Gradually, and sadly, some of these parents might shrink to a reasonable proportion of history-two ordinary humans in a human family of billions-but the impact they leave will continue to glare like a fresh wound. The pain and the anger from these wounds borne at home will someday be spewed on social media or in the streets or in school or even in another future family. ‘Wounded people wound other people.’ The wounds will rot and emit foul pus which will seep from those hearts and spill on to other lives.

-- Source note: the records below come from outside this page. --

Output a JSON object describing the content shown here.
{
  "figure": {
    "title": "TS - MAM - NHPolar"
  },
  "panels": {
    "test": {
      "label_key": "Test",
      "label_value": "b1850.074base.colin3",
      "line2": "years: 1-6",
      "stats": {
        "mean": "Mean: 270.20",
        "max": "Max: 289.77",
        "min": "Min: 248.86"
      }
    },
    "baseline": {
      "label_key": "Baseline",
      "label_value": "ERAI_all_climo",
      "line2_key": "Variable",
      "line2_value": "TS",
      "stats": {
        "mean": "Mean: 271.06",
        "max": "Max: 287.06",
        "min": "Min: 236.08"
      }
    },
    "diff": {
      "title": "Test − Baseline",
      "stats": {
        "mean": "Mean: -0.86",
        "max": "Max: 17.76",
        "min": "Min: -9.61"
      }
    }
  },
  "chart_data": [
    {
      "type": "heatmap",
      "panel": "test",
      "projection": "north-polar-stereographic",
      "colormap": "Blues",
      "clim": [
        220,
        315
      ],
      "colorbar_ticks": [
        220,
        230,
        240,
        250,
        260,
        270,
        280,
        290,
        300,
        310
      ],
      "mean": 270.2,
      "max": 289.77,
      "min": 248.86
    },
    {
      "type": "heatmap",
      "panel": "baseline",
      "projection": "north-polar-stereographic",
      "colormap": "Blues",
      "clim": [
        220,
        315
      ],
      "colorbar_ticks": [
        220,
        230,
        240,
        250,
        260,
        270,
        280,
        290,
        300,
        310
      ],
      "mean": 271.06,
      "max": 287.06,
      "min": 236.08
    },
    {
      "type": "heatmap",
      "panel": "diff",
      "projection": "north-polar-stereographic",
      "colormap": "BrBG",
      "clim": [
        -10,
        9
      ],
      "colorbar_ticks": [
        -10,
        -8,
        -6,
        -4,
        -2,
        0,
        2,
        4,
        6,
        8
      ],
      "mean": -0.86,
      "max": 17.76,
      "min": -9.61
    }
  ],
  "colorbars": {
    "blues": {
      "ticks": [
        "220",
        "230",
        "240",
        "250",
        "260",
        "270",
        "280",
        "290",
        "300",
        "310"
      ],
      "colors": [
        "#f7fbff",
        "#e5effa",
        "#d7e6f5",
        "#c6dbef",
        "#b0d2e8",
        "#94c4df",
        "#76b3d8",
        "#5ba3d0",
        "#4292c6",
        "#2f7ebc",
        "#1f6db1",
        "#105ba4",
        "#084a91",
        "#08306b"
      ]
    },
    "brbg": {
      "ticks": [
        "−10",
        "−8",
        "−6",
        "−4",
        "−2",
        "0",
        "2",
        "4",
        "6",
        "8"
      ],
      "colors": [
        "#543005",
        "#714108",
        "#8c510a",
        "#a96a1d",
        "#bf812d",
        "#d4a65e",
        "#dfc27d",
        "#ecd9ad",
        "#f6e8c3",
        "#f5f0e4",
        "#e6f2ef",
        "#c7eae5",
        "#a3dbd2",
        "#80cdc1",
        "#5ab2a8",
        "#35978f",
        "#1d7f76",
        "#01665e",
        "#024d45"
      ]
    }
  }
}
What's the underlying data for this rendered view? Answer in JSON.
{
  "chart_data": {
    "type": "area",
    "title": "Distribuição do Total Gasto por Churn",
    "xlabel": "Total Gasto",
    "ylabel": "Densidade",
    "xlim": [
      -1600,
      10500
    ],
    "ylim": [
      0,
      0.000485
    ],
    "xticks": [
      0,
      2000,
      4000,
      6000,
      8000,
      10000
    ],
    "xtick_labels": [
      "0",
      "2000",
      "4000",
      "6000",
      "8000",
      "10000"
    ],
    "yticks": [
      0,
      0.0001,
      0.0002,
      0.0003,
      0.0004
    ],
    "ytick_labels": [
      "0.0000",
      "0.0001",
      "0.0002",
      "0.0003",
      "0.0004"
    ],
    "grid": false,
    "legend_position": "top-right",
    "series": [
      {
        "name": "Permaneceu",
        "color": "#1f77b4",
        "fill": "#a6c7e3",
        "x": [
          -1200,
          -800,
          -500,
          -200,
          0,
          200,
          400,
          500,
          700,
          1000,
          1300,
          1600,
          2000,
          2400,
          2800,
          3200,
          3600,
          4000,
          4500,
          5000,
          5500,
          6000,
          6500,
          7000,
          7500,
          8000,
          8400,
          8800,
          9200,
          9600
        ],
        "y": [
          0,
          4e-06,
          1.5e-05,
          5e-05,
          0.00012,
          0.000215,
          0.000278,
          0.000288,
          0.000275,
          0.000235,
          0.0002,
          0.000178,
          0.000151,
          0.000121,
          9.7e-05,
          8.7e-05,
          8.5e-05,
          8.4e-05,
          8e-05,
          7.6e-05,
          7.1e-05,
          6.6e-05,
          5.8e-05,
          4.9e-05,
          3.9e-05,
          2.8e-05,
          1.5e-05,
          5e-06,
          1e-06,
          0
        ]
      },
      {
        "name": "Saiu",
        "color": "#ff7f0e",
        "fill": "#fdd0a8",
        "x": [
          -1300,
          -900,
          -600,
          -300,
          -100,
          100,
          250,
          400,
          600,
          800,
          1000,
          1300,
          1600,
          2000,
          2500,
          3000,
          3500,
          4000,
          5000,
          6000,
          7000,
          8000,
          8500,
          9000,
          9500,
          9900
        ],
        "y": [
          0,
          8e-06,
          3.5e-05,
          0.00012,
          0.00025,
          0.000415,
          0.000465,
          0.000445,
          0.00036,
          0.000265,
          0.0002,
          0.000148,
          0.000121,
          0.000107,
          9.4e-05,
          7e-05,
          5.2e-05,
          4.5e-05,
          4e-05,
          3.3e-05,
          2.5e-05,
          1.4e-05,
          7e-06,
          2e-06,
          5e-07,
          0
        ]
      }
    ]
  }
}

Nevertheless, understanding that gave these teen age lives a dimension. Their pasts are painful, yes, but full of value: beautiful, complex and redeemable especially due to the fact that this day they were here at the feet of Jesus, ready to be healed and to be transformed. When people suffer physical wounds, they see a doctor who treats it, but where do broken hearts go? It is an inexplicable joy to know that Christ came to “Heal the broken hearted and bind up their wounds” (Psalms 147:3), and that “He is close to those who are brokenhearted and saves those who are crushed in spirit” (Psalms 34:18).